Social Injustice Played Out Eastwood Style
Clint Eastwood’s latest film centers on a myriad of social issues and sends a message of conflict resolution as a means to an end. The film also shows us the upside of accepting change and different points of view. Lastly, it teaches how to mentor our youth and the lessons that can be learned in such positive relationships. The film is a brilliant realization of what could happen if people became more accepting of others.
Eastwood at age 78 plays Walt Kowalski a retired Detroit auto worker that built the pristine car he defines himself through, his prized ‘Gran Torino.’ The 1970’s car itself serves as a reminder of the days when the auto industry in this country was on top and its factories were filled to the brim with workers. Walt’s also a Korean War vet and a racial bigot whose language is worse than Archie Bunker’s on the 1971 TV series ‘All in the Family.’ If you know all of these elements up front then consider yourself forewarned, it’s tough to hear all the racial slurs and no holds are barred in this film. (I even heard some new ones.)

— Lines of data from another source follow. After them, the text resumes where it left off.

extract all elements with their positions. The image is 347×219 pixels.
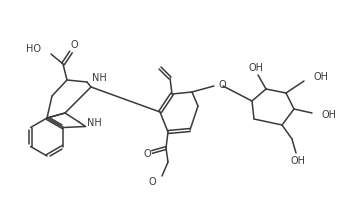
Text: O: O bbox=[149, 177, 156, 187]
Text: HO: HO bbox=[26, 44, 41, 54]
Text: O: O bbox=[219, 80, 227, 90]
Text: OH: OH bbox=[248, 63, 263, 73]
Text: NH: NH bbox=[92, 73, 107, 83]
Text: O: O bbox=[143, 149, 151, 159]
Text: OH: OH bbox=[322, 110, 337, 120]
Text: O: O bbox=[70, 40, 78, 50]
Text: OH: OH bbox=[314, 72, 329, 82]
Text: NH: NH bbox=[87, 118, 102, 128]
Text: OH: OH bbox=[290, 156, 305, 166]
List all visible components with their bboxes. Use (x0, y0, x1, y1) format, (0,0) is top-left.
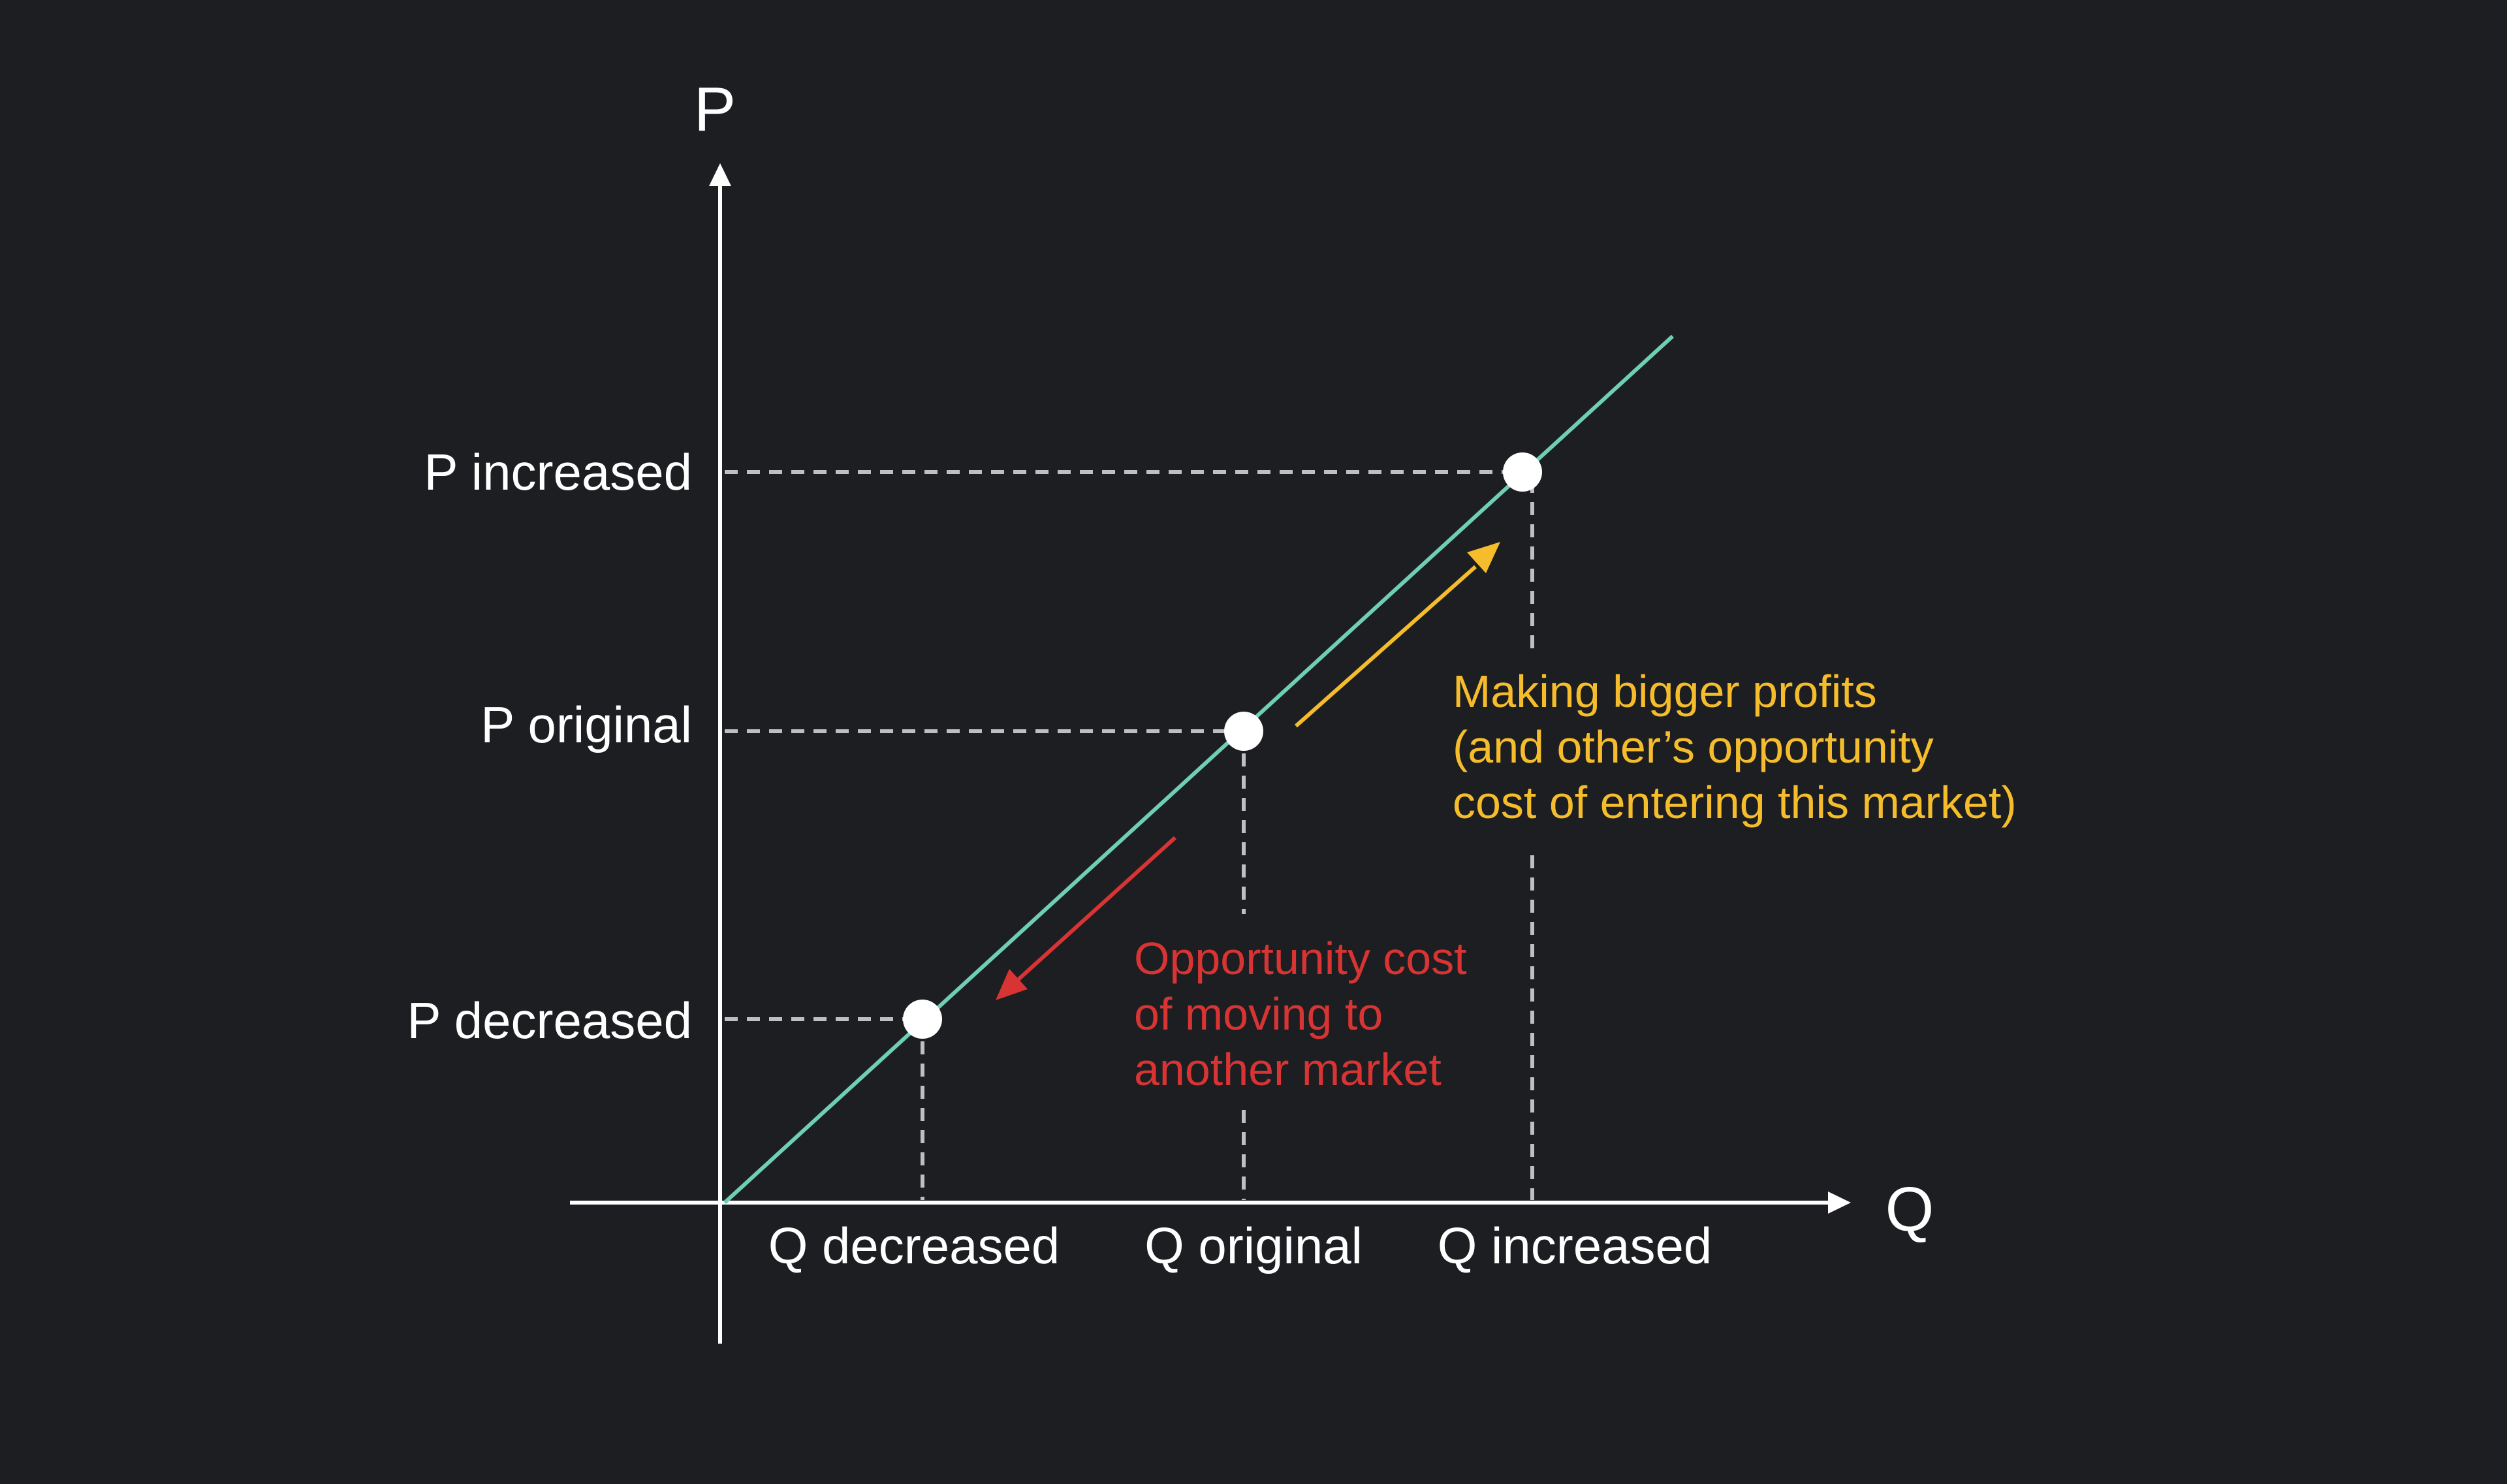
label-q-original: Q original (1144, 1217, 1363, 1274)
profit-annotation-line-1: Making bigger profits (1453, 666, 1877, 717)
profit-annotation-line-2: (and other’s opportunity (1453, 721, 1934, 772)
x-axis-title: Q (1885, 1175, 1934, 1244)
opportunity-annotation-line-3: another market (1134, 1044, 1442, 1095)
label-p-decreased: P decreased (407, 992, 692, 1049)
opportunity-annotation-line-2: of moving to (1134, 988, 1383, 1039)
profit-arrowhead-icon (1467, 542, 1500, 573)
point-decreased (903, 1000, 942, 1039)
point-increased (1503, 452, 1542, 492)
label-p-increased: P increased (424, 443, 693, 501)
y-axis-title: P (694, 74, 736, 144)
x-axis-arrowhead-icon (1828, 1192, 1851, 1214)
label-p-original: P original (481, 696, 692, 753)
opportunity-annotation-line-1: Opportunity cost (1134, 933, 1467, 984)
y-axis-arrowhead-icon (709, 163, 731, 186)
profit-arrow (1295, 565, 1477, 728)
opportunity-arrow (1017, 836, 1177, 981)
opportunity-arrowhead-icon (996, 969, 1028, 1000)
point-original (1224, 712, 1263, 751)
profit-annotation-line-3: cost of entering this market) (1453, 777, 2017, 828)
label-q-decreased: Q decreased (768, 1217, 1060, 1274)
label-q-increased: Q increased (1438, 1217, 1712, 1274)
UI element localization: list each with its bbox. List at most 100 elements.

The beginning of the film introduces Walt as the snarling, sneering, grunting, sighing, hissing personality that he is. He is not a pleasant character to be around. His own son has struggled throughout his adult life with his dad as well as his immediate relatives. Walt even takes on his belated wife’s priest Father Janovich, played convincingly by Christopher Conley, as he attempts to help Walt after her death. All goodwill gestures are greeted with distain. The great thing about Father Janovich is that he doesn’t give up. He goes so far as to seek Walt out at the local neighbor bar and they end up having a drink together. Their discussion is telling as Walt proclaims that he survived the Korean War and Father Janovich states, “Seems like you know a lot more about death than you do living”.
Walt lives in a neighborhood north of Detroit, Michigan that has be integrated by people from the Hmong culture. Hmong refers to an Asian ethnic group in the mountainous regions of southeast Asia and are also one of the largest sub-groups southern China. Large populations can also be found in northern Vietnam, Laos and Thailand. ‘Walt the Bigot’ shows his dislike of his neighbors by spitting, growling and sneering at them. A change of events happens when the next door neighbor a teenager named Thao, played wonderfully by Bee Yang attempts to steal Walt’s Gran Torino as initiation scheme into the neighborhood gang.
Thao is a reluctant participant in the theft all along and has been trying to avoid the gang altogether. The story shifts as Walt decides to mentor the timid, fatherless boy and teach him the ways of the world.
These scenes were my favorite as Walt begins to soften and Thao begins to blossom under Walt’s wing. The Hmong neighbors rally around Walt as he has attempted to keep the gang at a distance. He boldly yells at them, “Get off my lawn!” as he points his hand into the shape of a gun and pulls the imaginary trigger. Its high drama at this point, with high stakes.
In a scene where Walt rescues Thao’s sister Sue played sweetly by Ahney Her, we witness a conflict between Walt and some teens who are about to hurt Sue and her friend Trey played byScott Eastwood, Clint’s son in real life. This scene also sets the tone for further conflict as we are slowly prepared for it by a well timed script.
This film is rated R for the language and violence, although the messages presented in the film are worth viewing if you can get past these elements. Clint’s performance is over-the-top, but this is an extreme film with an important message. We also should remember that this is Hollywood’s adaption of social injustice in our country and has the license to be to dramatic. I’d expect no less.